Salem believes this type of introspection is especially important for young people in Birmingham.
“I think that this is a great opportunity for students to bolster their cultural humility, to see what other cultures are like, and gain a greater sense of what the world is like outside of the U.S.,” Salem says. “The U.S. is not the world. We’re in a bubble. And Birmingham itself is a bubble. It’s not Alabama. So we’re in multiple bubbles. So this is a way to expose the students, without leaving the bubble, to what is outside of it.”
Ben and Salem will be drawing from resources from the Sustained Dialogue Institute to create the curriculum for their project. They’re also working to sharpen their own social and emotional intelligence to prepare for the project.
Each Albert Schweitzer Fellowship project faces challenges and every fellow must be ready to pivot. Ben and Salem admit that finding organizations that serve teens that are willing to partner with them for this project has been difficult. But they’re not giving up.
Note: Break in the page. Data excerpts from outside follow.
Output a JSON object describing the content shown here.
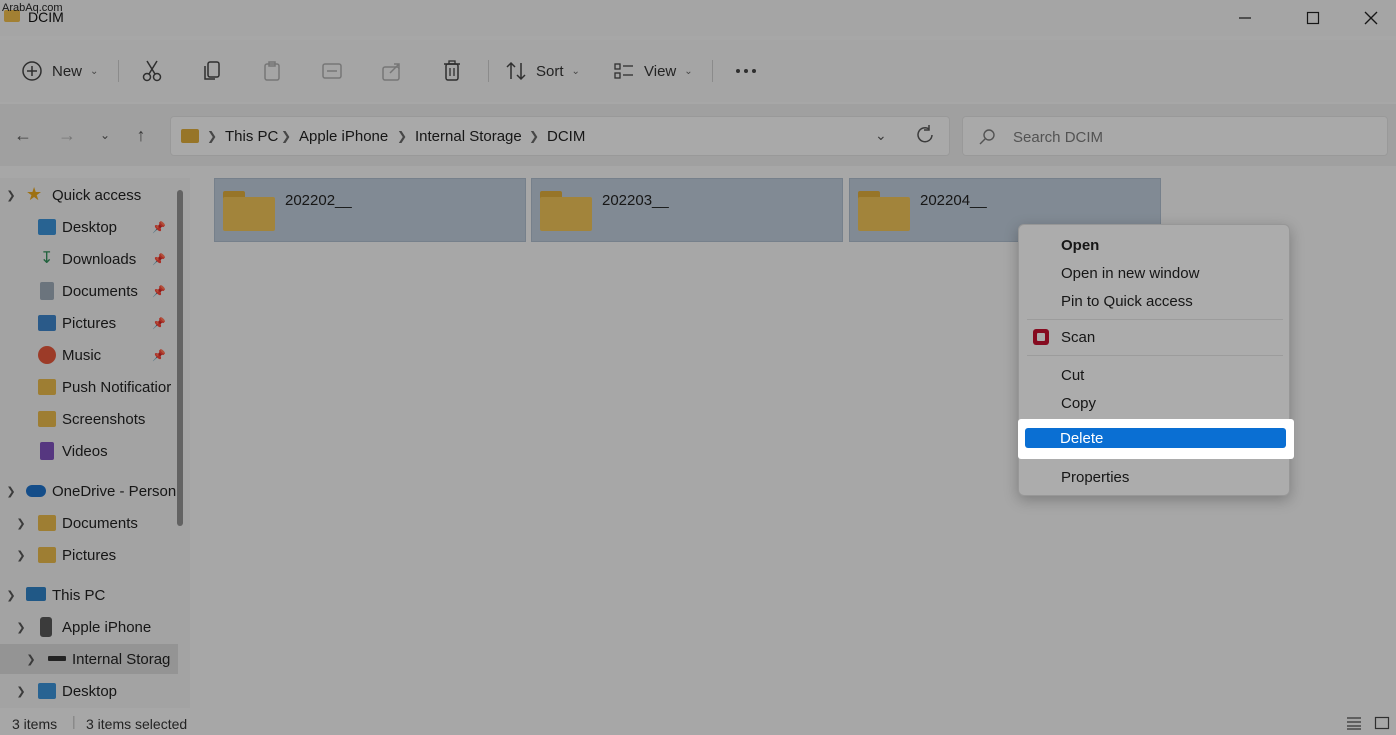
{
  "watermark": "ArabAq.com",
  "window": {
    "title": "DCIM"
  },
  "toolbar": {
    "new_label": "New",
    "sort_label": "Sort",
    "view_label": "View"
  },
  "address": {
    "crumbs": [
      "This PC",
      "Apple iPhone",
      "Internal Storage",
      "DCIM"
    ],
    "search_placeholder": "Search DCIM"
  },
  "sidebar": {
    "items": [
      {
        "label": "Quick access"
      },
      {
        "label": "Desktop"
      },
      {
        "label": "Downloads"
      },
      {
        "label": "Documents"
      },
      {
        "label": "Pictures"
      },
      {
        "label": "Music"
      },
      {
        "label": "Push Notificatior"
      },
      {
        "label": "Screenshots"
      },
      {
        "label": "Videos"
      },
      {
        "label": "OneDrive - Person"
      },
      {
        "label": "Documents"
      },
      {
        "label": "Pictures"
      },
      {
        "label": "This PC"
      },
      {
        "label": "Apple iPhone"
      },
      {
        "label": "Internal Storag"
      },
      {
        "label": "Desktop"
      }
    ]
  },
  "folders": [
    {
      "name": "202202__"
    },
    {
      "name": "202203__"
    },
    {
      "name": "202204__"
    }
  ],
  "context_menu": {
    "open": "Open",
    "open_new_window": "Open in new window",
    "pin_quick_access": "Pin to Quick access",
    "scan": "Scan",
    "cut": "Cut",
    "copy": "Copy",
    "delete": "Delete",
    "properties": "Properties"
  },
  "status": {
    "count": "3 items",
    "selected": "3 items selected"
  },
  "colors": {
    "selection_tile": "#b9c6d4",
    "menu_highlight": "#0a6fd3",
    "folder": "#e8be55"
  }
}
They are also considering working with people in recovery from addiction and seniors in nursing homes and retirement communities.
Ben is optimistic.
“I feel like we might be lucky in that the big pivots are coming early,” Ben says. “Just because we’re not only affecting the population that we initially set out to help doesn’t make the project any less valuable.”
Ben and Salem believe their project can have a lasting impact. Any organization they partner with will retain access to the program curriculum even after Ben and Salem’s fellowship year is complete. Furthermore, they are confident the project will have an impact on them as well.
Salem knows this experience will improve his project management skills and teach him how to create community health initiatives – something he is considering doing in Palestine. He believes the connections he’s making through ASF will help with any future initiatives as well.
Ben predicts an internal impact.
“Every time you open yourself up to listen to someone else, you’re learning about things that you just had never considered before,” he says. “And I think that will help us be better health care providers.”
Update: Since this article was written in March, Ben and Salem have identified the David Mathews Center for Civic Life as their community site partner.